More than 1,000 students gathered at his dormitory Sunday to light candles in his memory and then marched along the central avenue shouting “Go, Russians” and “Russians are united.” They called on university and city authorities to clamp down on students from the Caucasus.

The students, who were accompanied by police and Cossacks, dispersed peacefully.

The outburst of nationalism gave new ammunition to opposition leaders in Moscow, who drew several hundred people to a previously planned rally on a central square. They demanded Putin’s resignation, saying his policies had aggravated ethnic tensions.

“A conflict based on national enmity, which is apparent now, means disintegration of our multiethnic country,” said opposition leader Boris Nemtsov. “If we start beating one another and spill blood, we’ll be left without a country.”

Several activists were detained after leading a group of protesters to City Hall.


Russian football supporters ran riot in the centre of Moscow on Saturday, when a demonstration against the death of a fan descended into violence that left dozens injured and around 100 under arrest.

Thousands of fans, supported by members of far-right groups, gathered in Manezhnaya Square near the Kremlin for the unauthorised protest, shouting slogans such as “Russia for Russians” and “Moscow for Muscovites”, according to an AFP photographer.

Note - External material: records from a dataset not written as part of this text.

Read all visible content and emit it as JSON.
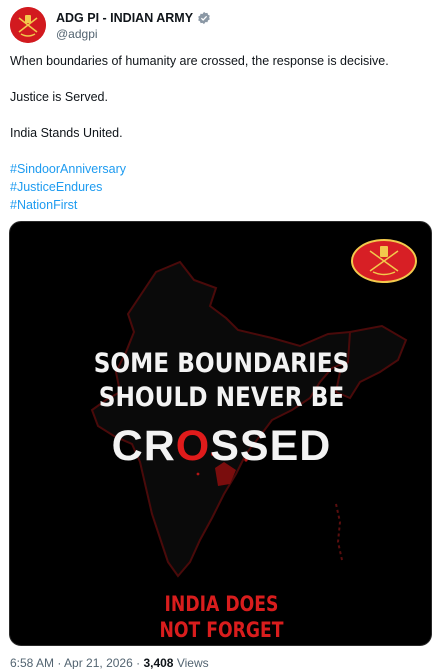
{
  "account": {
    "name": "ADG PI - INDIAN ARMY",
    "handle": "@adgpi",
    "verified_badge_color": "#8b98a5"
  },
  "tweet": {
    "line1": "When boundaries of humanity are crossed, the response is decisive.",
    "line2": "Justice is Served.",
    "line3": "India Stands United.",
    "hashtags": [
      "#SindoorAnniversary",
      "#JusticeEndures",
      "#NationFirst"
    ]
  },
  "media": {
    "headline_line1": "SOME BOUNDARIES",
    "headline_line2": "SHOULD NEVER BE",
    "headline_word_start": "CR",
    "headline_word_o": "O",
    "headline_word_end": "SSED",
    "bottom_line1": "INDIA DOES",
    "bottom_line2": "NOT FORGET",
    "accent_color": "#d91d1d",
    "background_color": "#000000",
    "emblem_icon": "indian-army-emblem-icon"
  },
  "footer": {
    "time": "6:58 AM",
    "separator1": "·",
    "date": "Apr 21, 2026",
    "separator2": "·",
    "views_count": "3,408",
    "views_label": "Views"
  }
}
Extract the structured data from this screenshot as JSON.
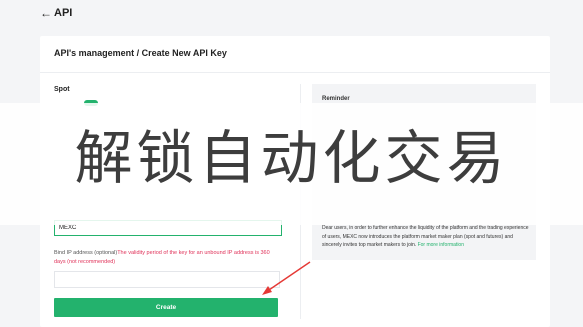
{
  "header": {
    "back_icon": "arrow-left-icon",
    "title": "API"
  },
  "card": {
    "breadcrumb": "API's management / Create New API Key"
  },
  "form": {
    "spot_label": "Spot",
    "name_value": "MEXC",
    "ip_label": "Bind IP address (optional)",
    "ip_warning": "The validity period of the key for an unbound IP address is 360 days (not recommended)",
    "ip_value": "",
    "create_label": "Create"
  },
  "reminder": {
    "title": "Reminder",
    "text": "Dear users, in order to further enhance the liquidity of the platform and the trading experience of users, MEXC now introduces the platform market maker plan (spot and futures) and sincerely invites top market makers to join.",
    "link": "For more information"
  },
  "overlay": {
    "text": "解锁自动化交易"
  },
  "colors": {
    "accent": "#23b26d",
    "warning": "#e0335a",
    "annotation_arrow": "#e53935"
  }
}
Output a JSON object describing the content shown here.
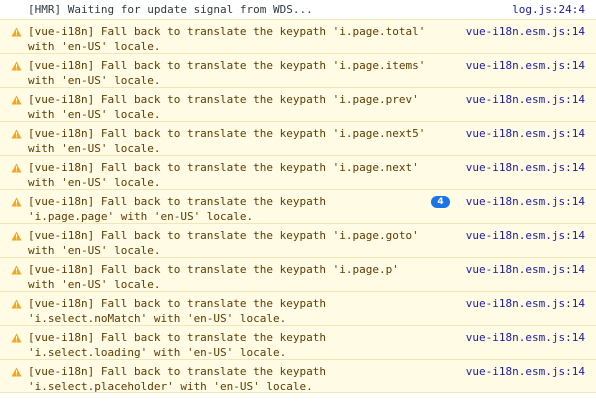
{
  "console": {
    "entries": [
      {
        "level": "log",
        "message": "[HMR] Waiting for update signal from WDS...",
        "source": "log.js:24:4"
      },
      {
        "level": "warning",
        "icon": "warning-icon",
        "message": "[vue-i18n] Fall back to translate the keypath 'i.page.total'\nwith 'en-US' locale.",
        "source": "vue-i18n.esm.js:14"
      },
      {
        "level": "warning",
        "icon": "warning-icon",
        "message": "[vue-i18n] Fall back to translate the keypath 'i.page.items'\nwith 'en-US' locale.",
        "source": "vue-i18n.esm.js:14"
      },
      {
        "level": "warning",
        "icon": "warning-icon",
        "message": "[vue-i18n] Fall back to translate the keypath 'i.page.prev'\nwith 'en-US' locale.",
        "source": "vue-i18n.esm.js:14"
      },
      {
        "level": "warning",
        "icon": "warning-icon",
        "message": "[vue-i18n] Fall back to translate the keypath 'i.page.next5'\nwith 'en-US' locale.",
        "source": "vue-i18n.esm.js:14"
      },
      {
        "level": "warning",
        "icon": "warning-icon",
        "message": "[vue-i18n] Fall back to translate the keypath 'i.page.next'\nwith 'en-US' locale.",
        "source": "vue-i18n.esm.js:14"
      },
      {
        "level": "warning",
        "icon": "warning-icon",
        "message": "[vue-i18n] Fall back to translate the keypath\n'i.page.page' with 'en-US' locale.",
        "source": "vue-i18n.esm.js:14",
        "repeat_count": "4"
      },
      {
        "level": "warning",
        "icon": "warning-icon",
        "message": "[vue-i18n] Fall back to translate the keypath 'i.page.goto'\nwith 'en-US' locale.",
        "source": "vue-i18n.esm.js:14"
      },
      {
        "level": "warning",
        "icon": "warning-icon",
        "message": "[vue-i18n] Fall back to translate the keypath 'i.page.p'\nwith 'en-US' locale.",
        "source": "vue-i18n.esm.js:14"
      },
      {
        "level": "warning",
        "icon": "warning-icon",
        "message": "[vue-i18n] Fall back to translate the keypath\n'i.select.noMatch' with 'en-US' locale.",
        "source": "vue-i18n.esm.js:14"
      },
      {
        "level": "warning",
        "icon": "warning-icon",
        "message": "[vue-i18n] Fall back to translate the keypath\n'i.select.loading' with 'en-US' locale.",
        "source": "vue-i18n.esm.js:14"
      },
      {
        "level": "warning",
        "icon": "warning-icon",
        "message": "[vue-i18n] Fall back to translate the keypath\n'i.select.placeholder' with 'en-US' locale.",
        "source": "vue-i18n.esm.js:14"
      }
    ]
  },
  "colors": {
    "warning_background": "#fffbe5",
    "warning_text": "#5c3b00",
    "warning_icon": "#f4a71b",
    "source_link": "#1a1aa6",
    "badge": "#1a73e8"
  }
}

They were protesting the death of Yegor Sviridov, a Spartak Moscow fan who was shot in the head last Saturday during a fight with men from the Russian Caucasus.

The incident has exposed the close links between the Russian far-right and football supporters, and is a major embarrassment for the country so soon after it won the right to host the FIFA World Cup in 2018.

As many as 5,000 people, many wearing hoods and scarves to cover their faces, descended on the square, and fighting began to break out.

Several dozen supporters were beaten by anti-riot police, while at least five Caucasian men were violently attacked by supporters. Around 100 people were arrested.

Protestors also beat up a cameraman of state news agency RIA Novosti and smashed his camera.

“If the authorities don’t change the policy on immigration, there will be a lot of bloodshed,” said one demonstrator, whose face was hidden begin a black mask.

The suspect in Sviridov’s shooting, Aslan Cherkesov, who is from the Caucasus republic of Kabardino-Balkaria, is under arrest and claimed he was acting in self defence.

The violence followed a protest on Tuesday evening in which around 1,000 people blocked a Moscow highway and shouted racist slogans.

Meanwhile in Saint Petersburg, around 1,500 supporters gathered for a similar unauthorised protest.

Police arrested about 60 people when fans broke through a police cordon and stopped traffic on several major roads.

Spartak Moscow is one of the top Russian premiership sides and it has an impassioned support base in the capital.

As Russia prepares to host the 2018 World Cup, its football fans–some of whom model themselves on British hooligans, wearing the same fashion labels and calling themselves “firms”–will be closely watched by the authorities.

In July another Spartak fan, telejournalist Yury Volkov, was stabbed to death in a fight with men from the Russian Caucasus in a central Moscow park. A Chechen man has been charged with the crime.

The killing prompted fans to brandish banners with Volkov’s name at matches and to hold several public protests.